Gaming the System: How Cash Made Video Games Into High Art
News out of Boston this week reveals that the hallowed Berklee School of Music has started offering courses on the scoring of video games. This should come as no surprise to anyone younger than the Centrum set; over the past few years, games have become increasingly cinematic and emotionally wrenching, so it makes sense that production outfits would want to up the ante on the soundtrack side of things. Thanks to $60 sticker prices and, in our post-mod chip era, less susceptibility to piracy than music or DVDs, the gaming industry brings in a cool $20 billion per annum, or, as the article notes, "roughly the combined revenues of the film and music industries." If development companies keep printing bars of gold at their current clip, they'll have more than enough scratch to offer members of the Berklee brood tasty gigs.

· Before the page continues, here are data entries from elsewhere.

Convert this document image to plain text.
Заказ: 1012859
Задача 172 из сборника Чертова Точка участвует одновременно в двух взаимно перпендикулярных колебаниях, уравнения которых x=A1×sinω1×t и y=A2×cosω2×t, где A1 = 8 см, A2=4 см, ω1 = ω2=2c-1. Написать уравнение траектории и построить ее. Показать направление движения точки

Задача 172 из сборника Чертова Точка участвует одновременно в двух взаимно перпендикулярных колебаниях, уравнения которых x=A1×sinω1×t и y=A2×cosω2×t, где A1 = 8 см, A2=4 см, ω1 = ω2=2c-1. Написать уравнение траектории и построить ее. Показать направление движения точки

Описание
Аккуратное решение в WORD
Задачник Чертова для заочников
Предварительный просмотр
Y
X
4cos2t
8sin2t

This, of course, is great for the school's future alums, but what does it mean for once blue-chip forms of entertainment? In addition to the stacks of money developers can dangle, students in the article cite less suffocating work schedules and added prestige as compelling incentives to go the gaming route. But by refocusing their efforts on game soundtracking, Berklee's best will no longer be using their skills in the ways they once did, such as composing Hollywood film scores and teaching music lessons via local classified ads. The question is whether other types of top talent will follow suit.

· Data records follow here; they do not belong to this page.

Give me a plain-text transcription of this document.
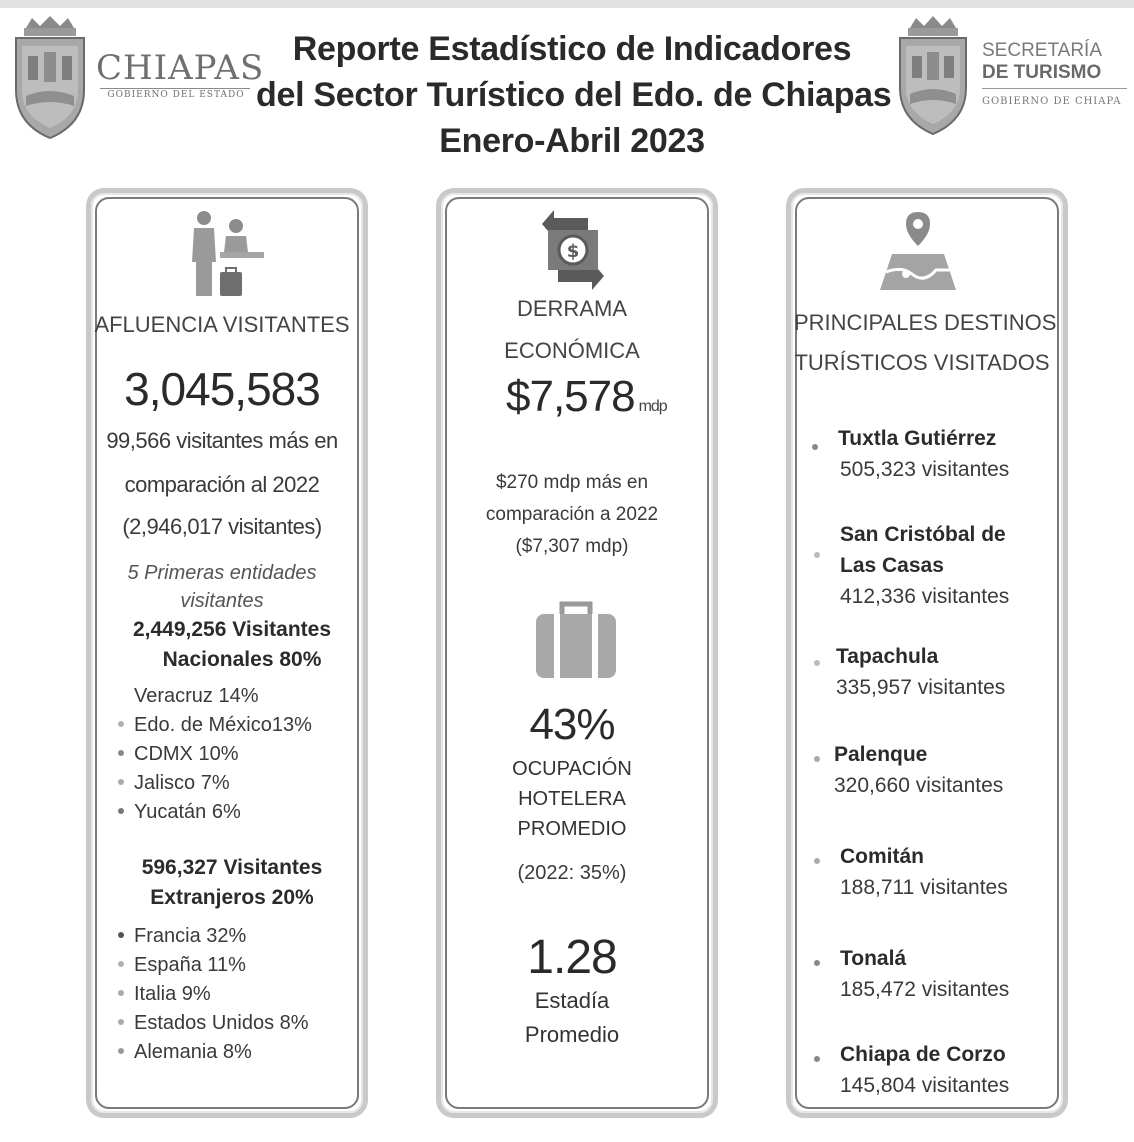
CHIAPAS
GOBIERNO DEL ESTADO
Reporte Estadístico de Indicadores
del Sector Turístico del Edo. de Chiapas
Enero-Abril 2023
SECRETARÍA
DE TURISMO
GOBIERNO DE CHIAPA
AFLUENCIA VISITANTES
3,045,583
99,566 visitantes más en
comparación al 2022
(2,946,017 visitantes)
5 Primeras entidades
visitantes
2,449,256 Visitantes
Nacionales 80%
Veracruz 14%
Edo. de México13%
CDMX 10%
Jalisco 7%
Yucatán 6%
596,327 Visitantes
Extranjeros 20%
Francia 32%
España 11%
Italia 9%
Estados Unidos 8%
Alemania 8%
$
DERRAMA
ECONÓMICA
$7,578 mdp
$270 mdp más en
comparación a 2022
($7,307 mdp)
43%
OCUPACIÓN
HOTELERA
PROMEDIO
(2022: 35%)
1.28
Estadía
Promedio
PRINCIPALES DESTINOS
TURÍSTICOS VISITADOS
Tuxtla Gutiérrez
505,323 visitantes
San Cristóbal de
Las Casas
412,336 visitantes
Tapachula
335,957 visitantes
Palenque
320,660 visitantes
Comitán
188,711 visitantes
Tonalá
185,472 visitantes
Chiapa de Corzo
145,804 visitantes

Rockstar Games has long used established actors for voices in its Grand Theft Auto franchise, so there is a precedent for crossover from Tinseltown. Now that James Cameron has pioneered technology that enables the facial expressions of actors to be reflected on digital representations, can we be far off from having Josh Duhamel and Matthew Fox vying for a role alongside 50 Cent in a future Gears of War game? Might David Simon start penning gritty treatments for Mario Kart sequels? Will Nancy Meyers bring her unique flair for directing adult-themed situational humor to the Residential Evil series? It's a harrowing thought, the idea that the gaming industry may supplant film, music, and television as the destination of choice for marquee cast and crew. Unless we get a Jersey Shore sandbox game out of it, in which case the world will be just fine.